OpenVLA
Basic Information
Website: https://arxiv.org/abs/2406.09246
Short description: OpenVLA is a 7 billion parameter open-source Vision Language-Action (VLA) model. This transformer based model accepts textual descriptions of tasks, and visual inputs, and outputs actions that can be executed by a robot. OpenVLA can be used to control many different types of manipulation robots, making it a generalist robot policy.
Intended uses: What does the developer state that the system is intended for?: Robotic control.
Date(s) deployed: First paper release June 13, 2024 [source]
Developer
Website: https://openvla.github.io
Legal name: Stanford University (et al.) [source]

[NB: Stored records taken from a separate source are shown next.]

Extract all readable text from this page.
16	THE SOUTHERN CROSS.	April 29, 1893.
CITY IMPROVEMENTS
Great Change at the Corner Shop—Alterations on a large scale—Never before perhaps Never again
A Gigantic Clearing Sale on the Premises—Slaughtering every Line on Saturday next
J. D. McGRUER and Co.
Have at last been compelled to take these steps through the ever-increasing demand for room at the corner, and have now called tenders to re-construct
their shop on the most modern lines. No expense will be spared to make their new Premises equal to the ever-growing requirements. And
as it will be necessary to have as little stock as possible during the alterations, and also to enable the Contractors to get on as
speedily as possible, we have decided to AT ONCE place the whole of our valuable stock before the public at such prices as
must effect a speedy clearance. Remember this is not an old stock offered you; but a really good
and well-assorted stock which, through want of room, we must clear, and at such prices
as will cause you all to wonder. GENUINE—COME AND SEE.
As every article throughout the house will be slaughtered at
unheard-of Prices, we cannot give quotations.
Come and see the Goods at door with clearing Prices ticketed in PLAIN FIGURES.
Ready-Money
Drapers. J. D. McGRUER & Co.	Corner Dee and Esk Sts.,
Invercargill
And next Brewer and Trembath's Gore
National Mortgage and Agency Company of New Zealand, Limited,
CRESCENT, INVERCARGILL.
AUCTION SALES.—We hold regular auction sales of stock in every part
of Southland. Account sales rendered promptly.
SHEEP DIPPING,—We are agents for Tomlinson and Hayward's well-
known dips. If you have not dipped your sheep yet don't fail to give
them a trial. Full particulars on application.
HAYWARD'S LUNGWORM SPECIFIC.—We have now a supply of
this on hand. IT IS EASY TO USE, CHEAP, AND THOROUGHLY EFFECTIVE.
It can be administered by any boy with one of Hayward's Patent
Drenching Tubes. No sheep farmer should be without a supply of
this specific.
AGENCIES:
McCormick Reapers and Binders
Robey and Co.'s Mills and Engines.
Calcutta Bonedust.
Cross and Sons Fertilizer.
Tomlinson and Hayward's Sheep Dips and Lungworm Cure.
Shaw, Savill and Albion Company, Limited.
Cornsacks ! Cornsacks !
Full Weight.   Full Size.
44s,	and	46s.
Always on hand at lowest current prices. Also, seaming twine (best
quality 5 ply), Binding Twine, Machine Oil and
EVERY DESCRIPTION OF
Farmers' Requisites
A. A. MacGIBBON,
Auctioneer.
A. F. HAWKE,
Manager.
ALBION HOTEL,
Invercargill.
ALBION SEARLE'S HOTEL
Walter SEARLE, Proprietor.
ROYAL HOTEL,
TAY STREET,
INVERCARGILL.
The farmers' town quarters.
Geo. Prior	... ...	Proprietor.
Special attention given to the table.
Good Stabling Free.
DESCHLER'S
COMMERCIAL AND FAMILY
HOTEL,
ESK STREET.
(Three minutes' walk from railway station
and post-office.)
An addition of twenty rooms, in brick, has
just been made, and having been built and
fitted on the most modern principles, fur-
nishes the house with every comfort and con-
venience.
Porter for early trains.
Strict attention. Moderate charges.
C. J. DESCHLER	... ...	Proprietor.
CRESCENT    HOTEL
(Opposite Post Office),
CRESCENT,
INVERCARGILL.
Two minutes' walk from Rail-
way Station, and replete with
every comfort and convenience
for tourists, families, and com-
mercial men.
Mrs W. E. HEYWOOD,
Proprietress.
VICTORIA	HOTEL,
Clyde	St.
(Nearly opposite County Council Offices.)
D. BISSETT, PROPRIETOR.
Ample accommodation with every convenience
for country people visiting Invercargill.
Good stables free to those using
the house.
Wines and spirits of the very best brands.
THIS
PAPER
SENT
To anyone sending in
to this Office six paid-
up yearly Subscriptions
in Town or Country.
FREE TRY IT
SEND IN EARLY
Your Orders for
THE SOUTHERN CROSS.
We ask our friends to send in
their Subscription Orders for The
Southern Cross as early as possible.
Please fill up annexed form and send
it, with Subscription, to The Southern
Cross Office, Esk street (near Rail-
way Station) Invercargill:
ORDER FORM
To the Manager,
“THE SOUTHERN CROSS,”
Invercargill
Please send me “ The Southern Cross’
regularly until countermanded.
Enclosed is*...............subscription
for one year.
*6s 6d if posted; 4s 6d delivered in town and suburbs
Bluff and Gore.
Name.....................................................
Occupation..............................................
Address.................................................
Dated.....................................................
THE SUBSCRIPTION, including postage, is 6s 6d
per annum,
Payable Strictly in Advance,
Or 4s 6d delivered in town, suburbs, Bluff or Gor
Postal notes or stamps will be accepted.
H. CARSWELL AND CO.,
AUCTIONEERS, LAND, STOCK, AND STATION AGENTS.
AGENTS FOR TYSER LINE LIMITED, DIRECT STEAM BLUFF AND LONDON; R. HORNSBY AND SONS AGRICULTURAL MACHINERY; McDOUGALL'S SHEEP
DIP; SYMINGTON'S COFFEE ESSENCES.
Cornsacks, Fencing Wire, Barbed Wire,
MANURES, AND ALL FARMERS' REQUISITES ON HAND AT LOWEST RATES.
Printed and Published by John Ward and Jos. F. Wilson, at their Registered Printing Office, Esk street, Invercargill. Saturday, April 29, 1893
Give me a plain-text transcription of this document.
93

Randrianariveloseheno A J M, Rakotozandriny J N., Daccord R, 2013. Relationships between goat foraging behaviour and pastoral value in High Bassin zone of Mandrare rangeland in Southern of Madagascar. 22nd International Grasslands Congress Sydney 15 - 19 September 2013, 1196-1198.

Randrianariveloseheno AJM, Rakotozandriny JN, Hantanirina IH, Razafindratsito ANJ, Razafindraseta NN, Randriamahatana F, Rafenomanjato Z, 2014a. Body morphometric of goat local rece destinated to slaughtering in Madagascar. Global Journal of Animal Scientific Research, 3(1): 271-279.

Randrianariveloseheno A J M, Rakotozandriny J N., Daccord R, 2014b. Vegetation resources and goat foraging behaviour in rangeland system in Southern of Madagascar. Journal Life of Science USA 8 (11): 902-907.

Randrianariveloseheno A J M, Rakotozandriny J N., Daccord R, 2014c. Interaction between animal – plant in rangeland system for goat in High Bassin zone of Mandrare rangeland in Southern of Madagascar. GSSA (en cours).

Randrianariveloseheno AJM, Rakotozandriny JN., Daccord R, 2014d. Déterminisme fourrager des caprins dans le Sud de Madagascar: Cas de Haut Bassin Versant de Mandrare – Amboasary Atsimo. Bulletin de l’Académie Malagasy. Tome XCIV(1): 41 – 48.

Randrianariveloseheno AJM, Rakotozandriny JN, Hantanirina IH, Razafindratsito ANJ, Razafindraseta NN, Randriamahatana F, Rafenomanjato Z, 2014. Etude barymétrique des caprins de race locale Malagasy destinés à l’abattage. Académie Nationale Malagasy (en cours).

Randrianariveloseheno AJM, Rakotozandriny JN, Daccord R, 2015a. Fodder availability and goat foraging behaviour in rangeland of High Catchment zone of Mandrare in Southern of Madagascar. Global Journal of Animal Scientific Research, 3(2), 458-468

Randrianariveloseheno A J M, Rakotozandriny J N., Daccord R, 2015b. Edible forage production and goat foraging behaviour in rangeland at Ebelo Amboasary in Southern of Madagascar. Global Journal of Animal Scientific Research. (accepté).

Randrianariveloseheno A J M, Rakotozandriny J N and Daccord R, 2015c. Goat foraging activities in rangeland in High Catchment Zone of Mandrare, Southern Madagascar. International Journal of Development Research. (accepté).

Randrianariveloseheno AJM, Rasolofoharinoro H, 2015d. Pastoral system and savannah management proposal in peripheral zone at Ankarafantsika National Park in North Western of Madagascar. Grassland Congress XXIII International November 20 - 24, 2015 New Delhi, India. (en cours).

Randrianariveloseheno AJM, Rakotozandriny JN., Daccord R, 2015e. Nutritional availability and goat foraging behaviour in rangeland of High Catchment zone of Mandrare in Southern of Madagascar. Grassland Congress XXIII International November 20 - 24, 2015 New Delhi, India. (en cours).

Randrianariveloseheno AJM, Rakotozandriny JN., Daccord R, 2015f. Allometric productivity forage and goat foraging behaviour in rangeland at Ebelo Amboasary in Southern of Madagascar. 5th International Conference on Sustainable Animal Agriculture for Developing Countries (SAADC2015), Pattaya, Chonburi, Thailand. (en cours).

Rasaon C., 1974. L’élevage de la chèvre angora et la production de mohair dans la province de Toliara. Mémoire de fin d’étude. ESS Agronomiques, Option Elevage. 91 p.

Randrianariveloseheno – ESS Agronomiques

Entity type: Academic Institution(s)
Country (location of developer or first author's first affiliation): California, USA [source]
Safety policies: What safety and/or responsibility policies are in place?: None
System Components
Backend model(s): What model(s) are used to power the system?: Llama-2 7b vision-backbone, SigLIP and DinoV2 vision encoders.
Public model specification: Is there formal documentation on the system’s intend...: None
Description of reasoning, planning, and memory implementation: How does the syst...: Maps language task description and current visualstate directly to robot actions. No explicit planning beyond what is learned internally from the training data.
Observation space: What is the system able to observe while 'thinking'?: Textual inputs describing the robot manipulation task, and 224 × 224 pixel images of the current world state the robot is acting in.
Action space/tools: What direct actions can the system take?: 7-dimensional robot control action (e.g. spatial dimensional, end-effector orientation, and grip strength) represented as discrete tokens.
User interface: How do users interact with the system?: N/A; an engineering project
Development cost and compute: What is known about the development costs?: "The final OpenVLA model is trained on a cluster of 64 A100 GPUs for 14 days, or a total of 21,500 A100-hours, using a batch size of 2048." [source]
Guardrails & Oversight
Accessibility of components
Weights: Are model parameters available?: Open source [source].
Data: Is data available?: OpenVLA starts using a pretrained language model backbone and vision encoders. OpenVLA then finetunes on a curated subset of the Open X-Embodiment robotics dataset (that consists "more than 70 individual robot datasets, with more than 2M robot trajectories" [source])
Code: Is code available?: Available [source].
Documentation: Is documentation available?: Unavailable, but they have a technical report [source]
Scaffolding: Is system scaffolding available?: Available [source].
Controls and guardrails: What notable methods are used to protect against harmfu...: None
Monitoring and shutdown procedures: Are there any notable methods or protocols t...: The model has no shutdown procedures, however it is a base model.
Customer and usage restrictions: Are there know-your-customer measures or other ...: None
Evaluation
Notable benchmark evaluations (e.g., on SWE-Bench Verified): On the BridgeData V2 and Google robot evaluate OpenVLA outperforms the previous SoTA open source manipulation policy, Octo (93M parameters) and SoTA closed source manipulation policy, RT-2-X (55B parameters).
Bespoke testing (e.g., demos): The authors test the ability of OpenVLA to be adapted to new settings using small data sets of 10-150 demonstrations of some target task. They find that generalist policies like OpenVLA and Octo perform better in target tasks that "that involve multiple objects in the scene and require language conditioning," but Diffusion Policy imitation learning techniques work better in "narrower single-instruction tasks" [source].
Safety: Have safety evaluations been conducted by the developers? What were the ...: None
Publicly reported external red-teaming or comparable auditing
Personnel: Who were the red-teamers/auditors?: None
Scope, scale, access, and methods: What access did red-teamers/auditors have and...: None
Findings: What did the red-teamers/auditors conclude?: None
Ecosystem
Interoperability with other systems: What tools or integrations are available?: OpenVLA can be used to control robots within its training dataset, and finetuned for new systems.
Usage statistics and patterns: Are there any notable observations about usage?: The github repository for the OpenVLA bas 173 forks, and 1.4k stars [source].
Other notes (if any): --